Putting all this together, I feel that both sides have powerful mythologies that allow them to deny the other's existence. The Holocaust story and the Nakba story. Both are over 60 years old. Both communities, in their vision of justice that excludes the other, are living in the distant past.
As I said the other day, it is essential that the Nakba narrative be acknowledged, in the west and in Israel. Because it is not, now; and we know how vital it was to Jewish liberation in America in my generation, to have the Holocaust recognized. Obama went some way toward acknowledging the Nakba in Cairo, with his talk of Palestinian dislocation, but we must go much further.
And in the end both sides must give up their victimized mythologies. I am not saying that the right of return must be liquidated. That's not for me to say. But the victimized stories must be abandoned if we are going to move forward together. There must be an acknowledgment by Palestinians of their own power to make Israelis miserable.

Even if you are for one democratic state in historical Palestine (and I am, as the goal; really the only goal), it is going to take a number of steps. There will have to be a political condominium. A halfway house for the battered parties to recuperate, called the two-state solution.

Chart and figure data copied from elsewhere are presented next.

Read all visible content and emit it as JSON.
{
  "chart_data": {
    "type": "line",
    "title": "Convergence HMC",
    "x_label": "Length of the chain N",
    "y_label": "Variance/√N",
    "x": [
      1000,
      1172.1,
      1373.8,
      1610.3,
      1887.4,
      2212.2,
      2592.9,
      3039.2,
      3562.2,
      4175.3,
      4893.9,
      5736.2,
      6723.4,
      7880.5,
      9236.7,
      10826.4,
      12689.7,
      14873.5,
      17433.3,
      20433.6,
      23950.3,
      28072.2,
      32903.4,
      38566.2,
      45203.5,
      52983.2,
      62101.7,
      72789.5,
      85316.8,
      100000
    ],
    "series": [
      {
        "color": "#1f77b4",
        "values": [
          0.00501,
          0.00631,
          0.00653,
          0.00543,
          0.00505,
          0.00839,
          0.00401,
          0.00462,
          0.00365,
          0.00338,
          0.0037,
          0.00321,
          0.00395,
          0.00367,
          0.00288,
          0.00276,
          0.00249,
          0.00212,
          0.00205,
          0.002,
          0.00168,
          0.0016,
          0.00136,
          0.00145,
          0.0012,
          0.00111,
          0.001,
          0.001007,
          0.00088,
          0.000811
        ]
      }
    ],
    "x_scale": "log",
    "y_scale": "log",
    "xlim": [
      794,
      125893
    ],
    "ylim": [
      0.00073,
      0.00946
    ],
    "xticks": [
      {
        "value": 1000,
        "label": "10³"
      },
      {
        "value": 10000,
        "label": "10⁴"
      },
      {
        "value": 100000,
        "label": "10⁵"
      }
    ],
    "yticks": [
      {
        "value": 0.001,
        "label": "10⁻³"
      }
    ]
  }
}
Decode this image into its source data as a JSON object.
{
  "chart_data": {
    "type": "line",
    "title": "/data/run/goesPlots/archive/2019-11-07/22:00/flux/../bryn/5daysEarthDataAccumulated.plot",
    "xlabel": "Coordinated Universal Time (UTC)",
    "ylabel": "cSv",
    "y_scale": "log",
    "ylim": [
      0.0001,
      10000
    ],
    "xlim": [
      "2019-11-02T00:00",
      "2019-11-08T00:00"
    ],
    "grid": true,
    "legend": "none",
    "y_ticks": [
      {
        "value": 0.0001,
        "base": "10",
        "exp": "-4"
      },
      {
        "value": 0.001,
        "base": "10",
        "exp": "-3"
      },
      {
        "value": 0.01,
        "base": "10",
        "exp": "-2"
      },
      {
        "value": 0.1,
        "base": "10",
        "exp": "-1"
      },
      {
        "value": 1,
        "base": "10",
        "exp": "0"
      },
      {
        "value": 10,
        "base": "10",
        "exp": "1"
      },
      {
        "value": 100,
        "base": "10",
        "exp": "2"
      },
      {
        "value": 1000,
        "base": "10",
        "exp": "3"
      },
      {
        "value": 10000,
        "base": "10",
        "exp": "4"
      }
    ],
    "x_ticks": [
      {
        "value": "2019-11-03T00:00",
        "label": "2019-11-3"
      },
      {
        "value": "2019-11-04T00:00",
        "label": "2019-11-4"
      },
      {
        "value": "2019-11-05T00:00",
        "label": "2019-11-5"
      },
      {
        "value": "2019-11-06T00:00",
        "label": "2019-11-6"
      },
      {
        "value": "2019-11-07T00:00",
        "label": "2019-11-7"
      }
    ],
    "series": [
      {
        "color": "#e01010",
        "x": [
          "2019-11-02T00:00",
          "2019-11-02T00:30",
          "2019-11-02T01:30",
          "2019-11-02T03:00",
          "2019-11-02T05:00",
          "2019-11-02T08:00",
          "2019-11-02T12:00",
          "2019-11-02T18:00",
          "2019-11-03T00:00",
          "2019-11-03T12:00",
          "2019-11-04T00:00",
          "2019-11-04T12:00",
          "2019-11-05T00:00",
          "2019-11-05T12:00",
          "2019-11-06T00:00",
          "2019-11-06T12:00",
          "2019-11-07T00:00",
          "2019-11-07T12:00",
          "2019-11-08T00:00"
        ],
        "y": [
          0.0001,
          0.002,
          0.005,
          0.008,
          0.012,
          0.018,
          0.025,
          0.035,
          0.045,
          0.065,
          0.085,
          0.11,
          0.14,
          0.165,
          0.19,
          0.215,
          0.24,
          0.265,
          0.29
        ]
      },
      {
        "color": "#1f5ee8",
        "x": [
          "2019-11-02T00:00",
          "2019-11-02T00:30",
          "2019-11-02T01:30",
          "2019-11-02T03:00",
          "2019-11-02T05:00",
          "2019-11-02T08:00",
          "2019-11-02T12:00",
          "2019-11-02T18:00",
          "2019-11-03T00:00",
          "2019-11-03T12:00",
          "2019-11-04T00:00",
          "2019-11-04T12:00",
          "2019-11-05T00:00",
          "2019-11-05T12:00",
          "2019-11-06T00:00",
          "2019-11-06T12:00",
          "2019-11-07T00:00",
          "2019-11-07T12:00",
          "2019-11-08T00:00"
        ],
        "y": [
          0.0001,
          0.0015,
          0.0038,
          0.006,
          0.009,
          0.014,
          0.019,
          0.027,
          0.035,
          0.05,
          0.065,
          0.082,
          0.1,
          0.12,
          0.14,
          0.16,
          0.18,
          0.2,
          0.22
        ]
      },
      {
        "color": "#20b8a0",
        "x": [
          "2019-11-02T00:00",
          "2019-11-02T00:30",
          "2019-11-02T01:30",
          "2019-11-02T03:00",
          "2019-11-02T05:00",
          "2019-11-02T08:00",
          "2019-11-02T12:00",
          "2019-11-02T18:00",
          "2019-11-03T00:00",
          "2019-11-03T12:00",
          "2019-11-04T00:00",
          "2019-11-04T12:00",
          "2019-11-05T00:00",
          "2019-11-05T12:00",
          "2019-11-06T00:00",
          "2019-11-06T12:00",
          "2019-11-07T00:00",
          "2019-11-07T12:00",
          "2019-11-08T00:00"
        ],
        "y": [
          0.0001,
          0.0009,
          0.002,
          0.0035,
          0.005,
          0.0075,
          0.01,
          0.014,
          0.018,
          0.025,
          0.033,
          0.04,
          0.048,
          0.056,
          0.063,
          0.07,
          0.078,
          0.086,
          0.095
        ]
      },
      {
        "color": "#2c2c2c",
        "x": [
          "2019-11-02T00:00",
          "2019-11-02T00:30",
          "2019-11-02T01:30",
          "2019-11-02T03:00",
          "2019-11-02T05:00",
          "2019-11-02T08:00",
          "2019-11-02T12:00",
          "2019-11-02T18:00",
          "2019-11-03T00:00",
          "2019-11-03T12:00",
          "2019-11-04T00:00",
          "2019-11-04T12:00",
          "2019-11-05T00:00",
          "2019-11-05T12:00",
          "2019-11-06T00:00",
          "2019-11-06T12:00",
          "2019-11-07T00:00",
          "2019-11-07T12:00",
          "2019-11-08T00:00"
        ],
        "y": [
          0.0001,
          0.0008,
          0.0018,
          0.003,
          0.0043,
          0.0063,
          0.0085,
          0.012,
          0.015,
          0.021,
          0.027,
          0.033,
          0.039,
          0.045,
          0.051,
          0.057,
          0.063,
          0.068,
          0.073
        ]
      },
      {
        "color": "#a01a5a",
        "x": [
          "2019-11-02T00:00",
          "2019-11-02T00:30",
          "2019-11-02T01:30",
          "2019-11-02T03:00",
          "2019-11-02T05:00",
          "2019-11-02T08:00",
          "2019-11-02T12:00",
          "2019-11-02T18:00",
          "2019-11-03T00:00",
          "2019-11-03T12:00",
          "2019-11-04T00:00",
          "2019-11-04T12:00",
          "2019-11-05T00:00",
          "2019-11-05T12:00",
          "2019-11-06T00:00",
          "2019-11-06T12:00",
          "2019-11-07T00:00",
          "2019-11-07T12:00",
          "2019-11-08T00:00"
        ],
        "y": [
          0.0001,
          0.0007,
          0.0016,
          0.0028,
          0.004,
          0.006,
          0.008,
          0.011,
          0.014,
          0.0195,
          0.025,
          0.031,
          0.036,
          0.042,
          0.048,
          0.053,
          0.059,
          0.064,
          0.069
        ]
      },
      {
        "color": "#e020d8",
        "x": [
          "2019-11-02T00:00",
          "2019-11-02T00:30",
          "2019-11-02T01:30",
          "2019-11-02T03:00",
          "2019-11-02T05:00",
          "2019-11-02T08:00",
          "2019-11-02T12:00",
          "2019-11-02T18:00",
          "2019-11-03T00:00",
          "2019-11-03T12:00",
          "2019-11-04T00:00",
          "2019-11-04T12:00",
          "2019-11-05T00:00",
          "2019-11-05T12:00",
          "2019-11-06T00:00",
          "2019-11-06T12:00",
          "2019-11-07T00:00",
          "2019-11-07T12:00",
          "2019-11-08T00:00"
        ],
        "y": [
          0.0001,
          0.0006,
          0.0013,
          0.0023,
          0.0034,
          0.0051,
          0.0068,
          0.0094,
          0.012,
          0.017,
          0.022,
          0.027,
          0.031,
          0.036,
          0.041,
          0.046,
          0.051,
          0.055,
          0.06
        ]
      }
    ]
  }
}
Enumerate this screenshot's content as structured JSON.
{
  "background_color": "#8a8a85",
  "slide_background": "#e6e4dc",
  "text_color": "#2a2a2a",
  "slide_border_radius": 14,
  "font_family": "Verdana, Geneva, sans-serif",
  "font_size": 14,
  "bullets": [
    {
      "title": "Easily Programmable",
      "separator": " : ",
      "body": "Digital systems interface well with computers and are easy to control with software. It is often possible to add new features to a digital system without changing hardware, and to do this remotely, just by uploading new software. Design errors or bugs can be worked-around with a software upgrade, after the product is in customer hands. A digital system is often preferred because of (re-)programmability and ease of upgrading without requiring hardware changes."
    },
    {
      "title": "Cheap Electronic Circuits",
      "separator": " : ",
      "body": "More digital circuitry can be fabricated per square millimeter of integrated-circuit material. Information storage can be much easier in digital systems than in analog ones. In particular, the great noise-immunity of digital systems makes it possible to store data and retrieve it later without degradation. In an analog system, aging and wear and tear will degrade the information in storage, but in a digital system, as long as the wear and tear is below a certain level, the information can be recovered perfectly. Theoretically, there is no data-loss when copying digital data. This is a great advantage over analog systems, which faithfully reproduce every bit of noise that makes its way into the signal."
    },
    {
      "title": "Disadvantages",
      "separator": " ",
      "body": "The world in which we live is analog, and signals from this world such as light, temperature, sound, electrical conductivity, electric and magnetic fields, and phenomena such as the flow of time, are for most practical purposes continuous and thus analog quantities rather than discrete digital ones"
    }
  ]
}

Then slowly democracy can take root, in both societies, and in Iran and Egypt too.
But more than that some sort of spiritual reconciliation to the other is essential in this process. There are huge cultural differences in the Others; and denial of the other has meant denial of the Palestinian traditional way of life on the one hand and denial of Israeli civil achievement on the other. Looking back on it, my own path in America was eased by the recognition of the Holocaust. My mother's bitter refrain about "the 6 million" was extinguished by being corroborated by the Christians (as we called nonJews); and I stopped thinking about it. Now I'm a Nakba Jew. But I don't want to be one forever.